Drawing on certain of Hunt’s key allegations and themes, Shelley composed a truly impressive political poem, The Mask of Anarchy. Unfortunately, although it was composed the year of the catastrophe, it had to await a lengthy delay before publication, in 1832, due to its incendiary qualities. By that time Shelley had been long dead, having perished in perhaps the most famous boating tragedy in literary history. The title of the poem is likely taken from a key passage in Hunt’s article, where he calls the government “the seat-selling violators of the British Constitution,” who are “men in the brazen masks of power.” Shelley describes the manner of composition as pouring out his words in a torrent of indignation. The title hence alludes to a key theme – power in England involved a corrupt alliance, of Church, King and Government. The poem refers directly to two key government ministers, Sidmouth and Castlereagh, who direct activities contrary to the rights of the people. The poem’s verse form of tetrameter couplets and triplets was based, interestingly, on the popular ballad form of the day. Many of Shelley’s poems employed high diction and a refined, philosophical approach but this “ballad-poem” is clearly directed at the gut of what he had hoped would be a wide readership. The gross injustice perpetrated by the authorities presaged dark times ahead, as the poet readily deduced.

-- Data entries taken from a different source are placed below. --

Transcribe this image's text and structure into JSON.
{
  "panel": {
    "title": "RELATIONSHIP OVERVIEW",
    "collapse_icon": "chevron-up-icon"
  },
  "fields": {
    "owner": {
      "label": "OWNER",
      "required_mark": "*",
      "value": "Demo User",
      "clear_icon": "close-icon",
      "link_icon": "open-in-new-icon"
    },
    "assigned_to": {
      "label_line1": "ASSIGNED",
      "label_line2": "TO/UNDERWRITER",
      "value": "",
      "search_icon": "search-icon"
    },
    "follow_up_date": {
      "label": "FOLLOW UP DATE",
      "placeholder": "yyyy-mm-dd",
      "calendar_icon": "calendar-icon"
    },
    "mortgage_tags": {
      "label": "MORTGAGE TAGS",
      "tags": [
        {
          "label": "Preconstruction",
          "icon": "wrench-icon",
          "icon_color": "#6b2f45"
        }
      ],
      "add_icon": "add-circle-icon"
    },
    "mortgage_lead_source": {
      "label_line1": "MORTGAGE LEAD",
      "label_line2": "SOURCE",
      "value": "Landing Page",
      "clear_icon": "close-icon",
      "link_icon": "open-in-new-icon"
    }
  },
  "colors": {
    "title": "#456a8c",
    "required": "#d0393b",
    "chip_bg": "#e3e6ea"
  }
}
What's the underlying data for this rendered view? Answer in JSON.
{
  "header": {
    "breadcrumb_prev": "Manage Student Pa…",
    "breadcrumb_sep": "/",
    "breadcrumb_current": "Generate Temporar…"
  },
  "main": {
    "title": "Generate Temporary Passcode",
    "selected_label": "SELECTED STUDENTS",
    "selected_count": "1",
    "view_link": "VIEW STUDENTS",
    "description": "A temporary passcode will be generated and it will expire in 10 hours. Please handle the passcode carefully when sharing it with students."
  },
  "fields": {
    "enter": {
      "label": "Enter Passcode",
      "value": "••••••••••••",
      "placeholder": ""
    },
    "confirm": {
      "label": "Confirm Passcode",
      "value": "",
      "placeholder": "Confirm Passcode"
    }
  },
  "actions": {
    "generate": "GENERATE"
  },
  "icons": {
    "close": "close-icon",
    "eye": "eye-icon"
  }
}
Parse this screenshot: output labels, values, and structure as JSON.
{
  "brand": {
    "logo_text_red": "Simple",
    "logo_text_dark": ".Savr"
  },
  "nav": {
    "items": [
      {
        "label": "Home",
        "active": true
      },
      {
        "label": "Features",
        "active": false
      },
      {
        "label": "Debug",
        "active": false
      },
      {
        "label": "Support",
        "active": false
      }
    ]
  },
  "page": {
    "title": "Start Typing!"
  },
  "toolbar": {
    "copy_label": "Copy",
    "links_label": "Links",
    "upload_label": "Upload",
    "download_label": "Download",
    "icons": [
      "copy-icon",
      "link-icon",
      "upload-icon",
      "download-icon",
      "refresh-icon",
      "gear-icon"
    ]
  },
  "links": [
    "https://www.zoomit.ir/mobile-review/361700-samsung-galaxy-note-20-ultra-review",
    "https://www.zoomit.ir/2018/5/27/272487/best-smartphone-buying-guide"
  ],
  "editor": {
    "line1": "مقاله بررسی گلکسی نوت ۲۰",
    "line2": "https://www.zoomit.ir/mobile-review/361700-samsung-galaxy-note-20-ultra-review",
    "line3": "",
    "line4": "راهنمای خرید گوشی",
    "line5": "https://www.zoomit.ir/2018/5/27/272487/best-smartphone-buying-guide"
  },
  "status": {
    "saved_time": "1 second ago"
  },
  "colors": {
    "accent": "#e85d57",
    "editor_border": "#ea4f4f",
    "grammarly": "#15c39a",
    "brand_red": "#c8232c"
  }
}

The second stanza provided some of the flavour and incantatory quality of the poem:
I met Murder on the way-
He had a mask like Castlereagh –
Very smooth he looked, yet grim;
Seven blood hounds followed him: (this line refers to the seven countries that England was quite
prepared to allow to continue in the slave trade, as part of the agreement concluding the Napoleonic Wars).
Among the powerful forces of darkness that Shelley perceives to have struck a blow against the lives and liberty of the Manchester crowd are lawyers and magistrates. In the second half of the poem we are introduced to the female “Shape” that represents the forces of freedom and equality that the poet trusts will some day prevail (and who introduces “Hope” to the multitude).
He announces:
Thou art justice – ne’er for gold
May the righteous laws be sold,
As laws are in England – thou
Shield’s alike the high and low.
The Mask of Anarchy contains not only a series of brilliant images and historical and philosophical insights, but reveals that Shelley was a close follower of the contemporary legal and political scene. He would remain an advocate for serious reform for the rest of his life. Shelley would come to serve as a prophetic voice and inspiration to those, like the Chartists, who created significant movements for peaceful reform.